Sunday, March 5, 2017

France, Loire Valley - Château de Chaumont-sur-Loire V (The Stables)








The Chateau de Chaumont-sur-Loire is renowned for its stables, which highly contributed to its reputation.

In 1877, the De Broglie family entrusted the famous architect Paul-Ernest Sanson with designing the stables, 
which had to be the most sumptuous and modern in all Europe.

Sanson opted for a brick and stone ensemble. 
It includes separate stalls for the half-bred and thoroughbred stallions, 
the kitchen, the tack room, the shed for horse-drawn carriages and the pony stable.
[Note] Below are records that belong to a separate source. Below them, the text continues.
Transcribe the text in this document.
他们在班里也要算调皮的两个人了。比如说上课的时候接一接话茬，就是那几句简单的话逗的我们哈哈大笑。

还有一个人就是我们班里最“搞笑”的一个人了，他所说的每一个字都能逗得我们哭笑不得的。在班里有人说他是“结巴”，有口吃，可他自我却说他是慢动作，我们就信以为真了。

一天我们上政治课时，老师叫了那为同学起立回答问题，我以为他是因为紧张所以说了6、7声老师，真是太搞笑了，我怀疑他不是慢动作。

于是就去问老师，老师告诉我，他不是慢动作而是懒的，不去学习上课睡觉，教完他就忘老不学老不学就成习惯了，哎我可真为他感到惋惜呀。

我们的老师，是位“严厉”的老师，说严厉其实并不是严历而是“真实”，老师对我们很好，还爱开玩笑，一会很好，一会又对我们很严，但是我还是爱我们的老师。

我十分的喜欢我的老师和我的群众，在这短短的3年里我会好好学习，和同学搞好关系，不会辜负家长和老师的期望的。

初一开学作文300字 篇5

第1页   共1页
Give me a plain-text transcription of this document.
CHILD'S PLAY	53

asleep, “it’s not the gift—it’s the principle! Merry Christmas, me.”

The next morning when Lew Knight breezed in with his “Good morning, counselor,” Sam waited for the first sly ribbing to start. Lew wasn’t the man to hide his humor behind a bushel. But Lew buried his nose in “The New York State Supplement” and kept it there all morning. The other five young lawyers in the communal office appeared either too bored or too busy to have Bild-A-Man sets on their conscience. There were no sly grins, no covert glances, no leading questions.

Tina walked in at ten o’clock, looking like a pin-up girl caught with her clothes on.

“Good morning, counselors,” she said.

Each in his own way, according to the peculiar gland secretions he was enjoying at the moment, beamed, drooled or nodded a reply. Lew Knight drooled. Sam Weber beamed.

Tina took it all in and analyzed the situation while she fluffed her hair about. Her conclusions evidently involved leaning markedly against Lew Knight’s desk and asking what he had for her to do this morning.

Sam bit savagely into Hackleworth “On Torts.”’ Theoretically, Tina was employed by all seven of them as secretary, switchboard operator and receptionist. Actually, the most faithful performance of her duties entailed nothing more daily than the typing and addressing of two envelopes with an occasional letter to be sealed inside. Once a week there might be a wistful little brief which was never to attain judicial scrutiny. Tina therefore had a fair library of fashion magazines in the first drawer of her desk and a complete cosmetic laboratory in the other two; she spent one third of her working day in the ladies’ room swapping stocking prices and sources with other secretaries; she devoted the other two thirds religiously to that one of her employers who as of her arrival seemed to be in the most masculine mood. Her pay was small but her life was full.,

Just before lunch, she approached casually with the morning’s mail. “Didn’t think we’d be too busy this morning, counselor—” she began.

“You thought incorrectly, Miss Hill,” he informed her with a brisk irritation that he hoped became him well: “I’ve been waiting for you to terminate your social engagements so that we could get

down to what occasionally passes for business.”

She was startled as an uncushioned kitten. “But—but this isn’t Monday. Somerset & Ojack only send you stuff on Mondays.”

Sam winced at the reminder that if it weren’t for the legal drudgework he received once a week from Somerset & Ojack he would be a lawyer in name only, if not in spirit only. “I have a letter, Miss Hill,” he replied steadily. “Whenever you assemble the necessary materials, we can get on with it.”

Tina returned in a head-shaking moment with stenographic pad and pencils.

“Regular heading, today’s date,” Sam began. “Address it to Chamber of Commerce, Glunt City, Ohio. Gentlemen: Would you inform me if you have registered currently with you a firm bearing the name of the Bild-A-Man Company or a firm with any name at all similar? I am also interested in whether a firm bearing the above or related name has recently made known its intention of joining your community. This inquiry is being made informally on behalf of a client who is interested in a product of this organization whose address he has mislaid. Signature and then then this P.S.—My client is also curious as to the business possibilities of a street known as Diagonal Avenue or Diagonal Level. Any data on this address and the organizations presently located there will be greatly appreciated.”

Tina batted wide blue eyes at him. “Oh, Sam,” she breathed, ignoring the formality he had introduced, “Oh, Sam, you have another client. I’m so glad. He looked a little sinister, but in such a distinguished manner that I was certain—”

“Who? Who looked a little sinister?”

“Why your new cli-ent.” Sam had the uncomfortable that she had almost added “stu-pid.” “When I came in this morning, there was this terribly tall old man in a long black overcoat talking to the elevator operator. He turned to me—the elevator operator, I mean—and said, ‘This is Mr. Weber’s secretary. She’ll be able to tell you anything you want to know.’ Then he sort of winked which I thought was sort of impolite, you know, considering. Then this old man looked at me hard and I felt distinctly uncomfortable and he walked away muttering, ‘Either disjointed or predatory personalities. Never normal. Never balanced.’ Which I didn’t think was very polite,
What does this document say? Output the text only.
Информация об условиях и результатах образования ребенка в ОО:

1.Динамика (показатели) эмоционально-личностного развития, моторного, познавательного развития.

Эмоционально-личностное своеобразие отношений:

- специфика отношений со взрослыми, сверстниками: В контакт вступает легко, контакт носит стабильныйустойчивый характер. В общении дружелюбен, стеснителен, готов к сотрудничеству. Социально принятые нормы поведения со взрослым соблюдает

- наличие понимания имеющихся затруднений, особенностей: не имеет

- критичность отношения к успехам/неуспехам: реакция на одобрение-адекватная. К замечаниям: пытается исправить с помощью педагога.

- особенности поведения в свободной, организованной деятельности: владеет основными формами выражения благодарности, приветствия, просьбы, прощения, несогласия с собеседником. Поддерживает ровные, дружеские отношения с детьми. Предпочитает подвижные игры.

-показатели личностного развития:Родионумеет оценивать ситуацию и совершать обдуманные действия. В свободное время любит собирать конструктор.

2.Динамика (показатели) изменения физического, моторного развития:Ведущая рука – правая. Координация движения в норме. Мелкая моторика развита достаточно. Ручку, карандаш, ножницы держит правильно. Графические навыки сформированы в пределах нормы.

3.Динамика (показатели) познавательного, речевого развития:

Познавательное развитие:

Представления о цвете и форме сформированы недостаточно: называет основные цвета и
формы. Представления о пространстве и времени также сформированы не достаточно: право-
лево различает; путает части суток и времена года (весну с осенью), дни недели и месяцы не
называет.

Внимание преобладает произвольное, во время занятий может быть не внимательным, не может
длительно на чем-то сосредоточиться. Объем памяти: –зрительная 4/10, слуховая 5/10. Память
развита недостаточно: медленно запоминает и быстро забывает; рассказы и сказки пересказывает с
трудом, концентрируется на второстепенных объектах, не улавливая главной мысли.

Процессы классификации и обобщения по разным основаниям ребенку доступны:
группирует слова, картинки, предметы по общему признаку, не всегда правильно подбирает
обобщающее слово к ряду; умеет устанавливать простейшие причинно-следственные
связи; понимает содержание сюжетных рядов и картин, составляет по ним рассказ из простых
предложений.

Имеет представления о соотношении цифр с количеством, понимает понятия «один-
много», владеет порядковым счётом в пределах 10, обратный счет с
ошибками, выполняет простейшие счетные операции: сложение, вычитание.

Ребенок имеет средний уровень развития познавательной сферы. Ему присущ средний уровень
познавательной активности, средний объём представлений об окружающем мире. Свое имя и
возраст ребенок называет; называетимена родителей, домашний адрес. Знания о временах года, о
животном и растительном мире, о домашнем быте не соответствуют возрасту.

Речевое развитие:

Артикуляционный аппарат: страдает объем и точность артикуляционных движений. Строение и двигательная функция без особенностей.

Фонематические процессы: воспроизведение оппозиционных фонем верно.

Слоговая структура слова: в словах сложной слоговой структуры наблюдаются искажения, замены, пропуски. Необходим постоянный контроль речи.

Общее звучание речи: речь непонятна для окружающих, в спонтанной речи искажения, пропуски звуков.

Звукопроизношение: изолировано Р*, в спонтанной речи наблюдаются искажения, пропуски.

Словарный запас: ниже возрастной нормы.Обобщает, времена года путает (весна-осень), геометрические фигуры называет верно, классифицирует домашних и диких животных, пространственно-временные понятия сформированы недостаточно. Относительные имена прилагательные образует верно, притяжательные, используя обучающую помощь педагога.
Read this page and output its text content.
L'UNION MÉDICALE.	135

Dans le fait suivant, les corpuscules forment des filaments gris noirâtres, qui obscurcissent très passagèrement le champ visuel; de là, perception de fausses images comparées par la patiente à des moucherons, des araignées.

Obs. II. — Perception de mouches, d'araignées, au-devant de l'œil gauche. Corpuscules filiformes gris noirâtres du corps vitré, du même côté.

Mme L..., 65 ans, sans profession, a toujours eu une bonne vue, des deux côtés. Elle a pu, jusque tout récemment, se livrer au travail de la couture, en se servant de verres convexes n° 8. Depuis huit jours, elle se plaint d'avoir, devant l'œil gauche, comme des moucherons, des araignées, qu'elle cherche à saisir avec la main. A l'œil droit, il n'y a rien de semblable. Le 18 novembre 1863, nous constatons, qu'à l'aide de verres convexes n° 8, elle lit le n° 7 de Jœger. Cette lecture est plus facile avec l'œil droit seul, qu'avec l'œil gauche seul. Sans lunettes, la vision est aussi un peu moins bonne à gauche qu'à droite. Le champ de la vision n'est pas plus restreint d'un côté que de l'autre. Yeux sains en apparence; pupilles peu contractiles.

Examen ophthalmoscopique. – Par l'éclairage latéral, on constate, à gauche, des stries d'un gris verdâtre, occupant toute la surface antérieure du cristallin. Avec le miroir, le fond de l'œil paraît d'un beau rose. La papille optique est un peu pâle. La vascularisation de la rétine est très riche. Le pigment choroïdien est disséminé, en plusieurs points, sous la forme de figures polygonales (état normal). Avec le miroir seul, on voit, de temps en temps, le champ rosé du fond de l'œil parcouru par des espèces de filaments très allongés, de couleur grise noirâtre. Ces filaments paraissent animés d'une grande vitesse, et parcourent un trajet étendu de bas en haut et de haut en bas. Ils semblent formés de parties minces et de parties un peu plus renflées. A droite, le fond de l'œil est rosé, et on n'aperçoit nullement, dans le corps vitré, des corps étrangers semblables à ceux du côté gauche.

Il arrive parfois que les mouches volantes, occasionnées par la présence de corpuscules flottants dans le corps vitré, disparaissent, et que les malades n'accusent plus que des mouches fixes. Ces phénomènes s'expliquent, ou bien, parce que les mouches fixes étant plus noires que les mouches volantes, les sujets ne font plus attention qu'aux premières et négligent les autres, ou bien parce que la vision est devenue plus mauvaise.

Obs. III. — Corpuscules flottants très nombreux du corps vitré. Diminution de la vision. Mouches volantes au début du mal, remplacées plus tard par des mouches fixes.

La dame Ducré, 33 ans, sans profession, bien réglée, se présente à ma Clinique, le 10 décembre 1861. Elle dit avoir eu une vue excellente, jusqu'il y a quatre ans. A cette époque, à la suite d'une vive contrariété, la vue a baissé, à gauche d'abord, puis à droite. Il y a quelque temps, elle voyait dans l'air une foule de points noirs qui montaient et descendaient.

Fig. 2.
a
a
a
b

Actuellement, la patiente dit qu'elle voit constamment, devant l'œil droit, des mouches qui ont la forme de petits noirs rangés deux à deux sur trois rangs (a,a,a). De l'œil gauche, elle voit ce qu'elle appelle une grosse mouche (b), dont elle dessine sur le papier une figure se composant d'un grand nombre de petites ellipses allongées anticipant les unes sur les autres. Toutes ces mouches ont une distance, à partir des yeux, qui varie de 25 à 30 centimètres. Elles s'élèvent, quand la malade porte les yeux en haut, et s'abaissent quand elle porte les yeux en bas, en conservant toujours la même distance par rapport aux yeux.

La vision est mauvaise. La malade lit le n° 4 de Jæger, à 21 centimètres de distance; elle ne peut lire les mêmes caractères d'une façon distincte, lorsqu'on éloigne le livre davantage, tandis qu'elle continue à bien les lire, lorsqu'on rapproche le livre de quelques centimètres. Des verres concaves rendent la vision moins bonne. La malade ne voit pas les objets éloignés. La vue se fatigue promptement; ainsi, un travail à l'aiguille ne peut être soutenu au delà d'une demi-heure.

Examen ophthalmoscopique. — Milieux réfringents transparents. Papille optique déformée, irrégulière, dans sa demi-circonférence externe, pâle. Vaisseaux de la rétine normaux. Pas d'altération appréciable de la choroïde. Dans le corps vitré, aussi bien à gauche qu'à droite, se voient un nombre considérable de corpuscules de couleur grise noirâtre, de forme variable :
Chaumont’s stables are set around two communicating courtyards of unequal size, 
the larger for use by the lord and lady of the estate and the smaller reserved for their guests. 
The great courtyard is most certainly spacious enough to have accommodated the many horses 
and horse-drawn vehicles that made use of it, 
as well as the staff who manned it. 

The stables operated round the clock, with a large number of servants constantly in attendance. 
Twenty or so staff (outriders, coachmen, footmen, stable-boys, postilions and grooms) 
carried out their various tasks under the eye of the head coachman, who managed the stables.

The buildings’ amazing peculiarity is that, in 1906, they were fitted with electricity and central heating.

It was transformed into an indoor riding school for the children of the Chateau of Chaumont-sur-Loire during the 19th century.